Above them, the slits in the tent had been undone for airflow, and Heather had apparently left them that way.
It was wonderful. Back bent over the open ground, Rose felt as though she was really flying. She caught Connor a few times, and she caught the bar. The stunts weren’t just well-timed, they were perfect. Easy. She returned to the platform with a final kick after two minutes of music and flying that seemed miles away. The buzzer went off again, and she hurtled toward the last stunt, but when she finished the swing… Connor wasn’t there.
Panic set in, cold and icy, drenching the exhilaration of the minutes before. She hadn’t let go of the bar yet, so there was still time to fix this, but Connor’s bar was swinging toward her, and he wasn’t in position. He was sitting on the bar, legs hanging down, waving to the crowd.
Had she missed something?
Yes! She realized. She was early. Or he was late. Or…something!
Just as planned, Connor flipped over his bar and made to catch her, and Rose made a hairpin decision. Panicked and hearing the end of their music, she let go of her bar, and reached for his hands—and missed.
Afterwards, she couldn’t remember Connor’s face, or where he had been looking, she only knew that it had not been at her. What she would never forget, however, was the sound. The crowd, a mob of spirit-soaked southerners, turned the sort of quiet that wasn’t natural anywhere indecent. Then, there was the sucking sound of hundreds of gasps as she seemed to float below Connor’s bar, falling.
Rose was no stranger to falls. She tucked tight, ready for the harness to catch her, and it did, with a horrid shaking spring that slowed her fall, and wrenched her backward from her flight. Unfortunately, she was still turning from the flips, and the tuck only made her go faster. She spread herself backward, willing the harness to catch, but just as it began to slow her fall, her mother’s scream filled her ears, her head, all the way down to her toes.
Her mother was here? Why didn’t she remember that? Where were the rest of them? Why hadn’t they come to see her before?
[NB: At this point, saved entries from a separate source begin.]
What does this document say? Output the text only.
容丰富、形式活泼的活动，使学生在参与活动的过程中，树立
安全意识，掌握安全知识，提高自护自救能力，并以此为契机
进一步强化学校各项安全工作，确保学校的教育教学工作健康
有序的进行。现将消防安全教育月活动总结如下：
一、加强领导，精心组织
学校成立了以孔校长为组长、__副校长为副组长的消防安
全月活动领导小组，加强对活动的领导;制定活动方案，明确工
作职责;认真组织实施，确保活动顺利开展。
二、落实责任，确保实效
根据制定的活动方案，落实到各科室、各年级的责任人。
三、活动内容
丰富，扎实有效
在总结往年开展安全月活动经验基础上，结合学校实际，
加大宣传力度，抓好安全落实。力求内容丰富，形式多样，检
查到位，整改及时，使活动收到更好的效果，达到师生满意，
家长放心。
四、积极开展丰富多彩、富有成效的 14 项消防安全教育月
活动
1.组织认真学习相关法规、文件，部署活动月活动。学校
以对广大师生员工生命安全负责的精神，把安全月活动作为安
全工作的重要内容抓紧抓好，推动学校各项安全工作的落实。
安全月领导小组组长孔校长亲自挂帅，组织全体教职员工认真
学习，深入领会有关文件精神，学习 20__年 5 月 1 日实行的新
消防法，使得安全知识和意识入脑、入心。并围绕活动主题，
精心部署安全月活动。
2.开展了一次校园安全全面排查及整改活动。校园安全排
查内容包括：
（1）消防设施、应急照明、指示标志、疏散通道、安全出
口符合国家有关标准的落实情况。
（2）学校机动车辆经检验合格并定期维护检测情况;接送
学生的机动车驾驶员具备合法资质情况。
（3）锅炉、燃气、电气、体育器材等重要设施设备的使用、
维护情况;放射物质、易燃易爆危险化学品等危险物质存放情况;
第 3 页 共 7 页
But those thoughts were drowned by a gutting snapping of wood and strings. The wailing sound the open piano made when she thundered into its insides would haunt her dreams like the ghosts of Dickens himself until the day she died. The levers crunched, the shell splintered, the legs cracked, and the resonating moan the instrument let out tumbled through the night air. It was deafening up close, but at least the shattering key sticks covered the sound of her snapping bones.